My first recommendation to boards and executives is usually to ensure they set specific and measurable objectives against which to measure results. For instance, if you make changes to your board meeting agendas with the goal of emphasizing strategic deliberations then you need to deliberately measure whether they have had—and will continue to have—the desired impact. Do you spend more time at board meetings on strategic items? Is the board asking fewer questions about operational minutiae?
 
Another often-overlooked element of board meeting effectiveness is the way that executives ask questions. In my experience, simply asking “does anyone have any questions?” rarely has the desired effect. If managers come to meetings prepared with provocative, future-oriented questions for the board, then the resulting conversations are likely to be, well, about the future.
 
Perhaps the most important step, however, is ensuring that directors and executives have opportunities to take part in relevant and up-to-date governance education. The best governance education offerings add value in two important ways. First, participants gain research-driven practical insights and tools that are tailored to address both fundamental and evolving governance challenges. I have taught in the CUES Governance Leadership Institute since 2007 and have seen how hard my fellow faculty work to keep their content and messaging relevant.
 
Second, and perhaps most important, is that continuing education provides directors and executives an opportunity to interact with a diverse group of peers. Each of those peers is experiencing similar challenges, but likely in different ways. Exposure to the diversity of effective approaches to governance might be the greatest gift a director can get. I often argue that there is no such thing as “best practice” when it comes to governance simply because no two organizations face the exact same challenges in the same ways. By hearing other credit unions’ stories, by learning from their successes and failures, your directors and managers will be better equipped to enhance your own credit union’s effectiveness.
 
The reluctance in the credit union system to invest heavily in the development of board members is often surprising to me. I certainly understand that, on the surface, the ongoing cost of courses, conferences and workshops might feel like a difficult sell to members.

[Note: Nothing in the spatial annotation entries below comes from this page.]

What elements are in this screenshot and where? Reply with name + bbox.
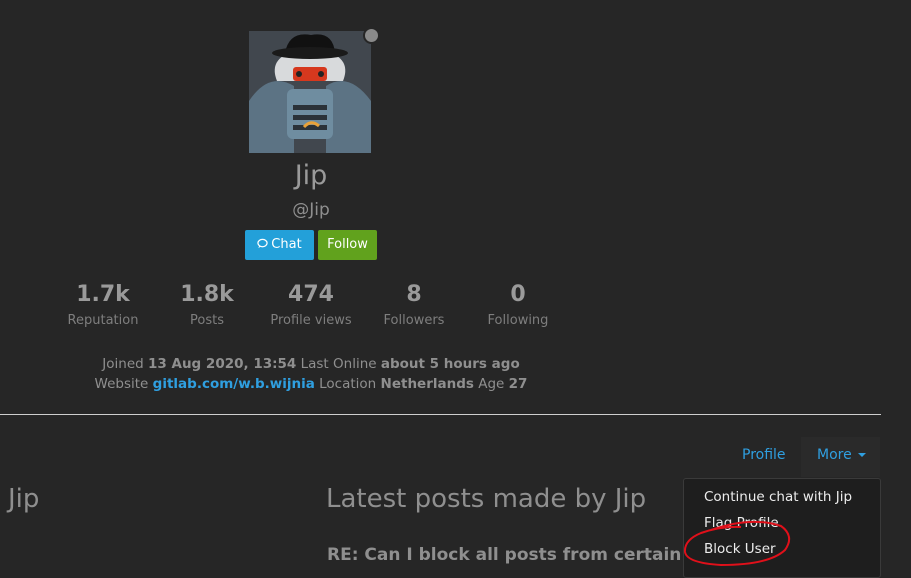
stat-label: Following	[487, 313, 549, 328]
menu-item-continue-chat[interactable]: Continue chat with Jip	[704, 489, 852, 505]
profile-handle: @Jip	[292, 200, 330, 220]
latest-posts-heading: Latest posts made by Jip	[326, 484, 647, 514]
avatar-image	[249, 31, 371, 153]
info-line-joined: Joined 13 Aug 2020, 13:54 Last Online ab…	[0, 356, 622, 372]
stat-profile-views: 474 Profile views	[256, 282, 366, 328]
chat-button[interactable]: Chat	[245, 230, 314, 260]
joined-value: 13 Aug 2020, 13:54	[148, 356, 297, 372]
stat-value: 1.7k	[76, 282, 130, 307]
stat-label: Reputation	[67, 313, 139, 328]
tab-profile[interactable]: Profile	[742, 447, 786, 463]
age-label: Age	[478, 376, 505, 392]
last-online-label: Last Online	[300, 356, 377, 372]
info-line-website: Website gitlab.com/w.b.wijnia Location N…	[0, 376, 622, 392]
stat-value: 0	[510, 282, 526, 307]
stat-followers[interactable]: 8 Followers	[359, 282, 469, 328]
stat-following[interactable]: 0 Following	[463, 282, 573, 328]
chat-button-label: Chat	[271, 237, 302, 252]
more-menu-toggle[interactable]: More	[817, 447, 866, 463]
age-value: 27	[508, 376, 528, 392]
menu-item-block-user[interactable]: Block User	[704, 541, 776, 557]
sidebar-title: Jip	[8, 484, 40, 514]
profile-name: Jip	[294, 160, 328, 191]
divider	[0, 414, 881, 415]
location-label: Location	[319, 376, 377, 392]
avatar[interactable]	[249, 31, 371, 153]
last-online-value: about 5 hours ago	[380, 356, 520, 372]
status-indicator	[363, 27, 380, 44]
stat-posts: 1.8k Posts	[152, 282, 262, 328]
more-dropdown-menu: Continue chat with Jip Flag Profile Bloc…	[683, 478, 881, 578]
more-label: More	[817, 447, 852, 463]
stat-label: Followers	[383, 313, 445, 328]
follow-button[interactable]: Follow	[318, 230, 377, 260]
caret-down-icon	[857, 453, 866, 457]
stat-value: 1.8k	[180, 282, 234, 307]
website-link[interactable]: gitlab.com/w.b.wijnia	[153, 376, 315, 392]
location-value: Netherlands	[380, 376, 474, 392]
chat-bubble-icon	[257, 238, 269, 249]
stat-value: 474	[288, 282, 334, 307]
stat-value: 8	[406, 282, 422, 307]
website-label: Website	[94, 376, 149, 392]
stat-label: Profile views	[270, 313, 352, 328]
post-title-link[interactable]: RE: Can I block all posts from certain u…	[327, 545, 687, 565]
joined-label: Joined	[102, 356, 144, 372]
menu-item-flag-profile[interactable]: Flag Profile	[704, 515, 779, 531]
stat-reputation: 1.7k Reputation	[48, 282, 158, 328]
stat-label: Posts	[190, 313, 224, 328]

Every dollar you spend on your board is a dollar not spent on something else that might benefit members more directly. In the end, however, your directors are the credit union’s last line of defense. They are ultimately accountable to the members’ interests and require an almost unbelievable breadth and depth of expertise in order to bear that accountability with due skill and seriousness. An investment in your board’s ongoing development is, in my opinion, an investment in the success of the credit union and worth every penny.

Matt Fullbrook is manager, David & Sharon Johnston Centre for Corporate Governance Innovation, Rotman School of Management, University of Toronto. He is a former lead faculty member for CUES Governance Leadership Institute.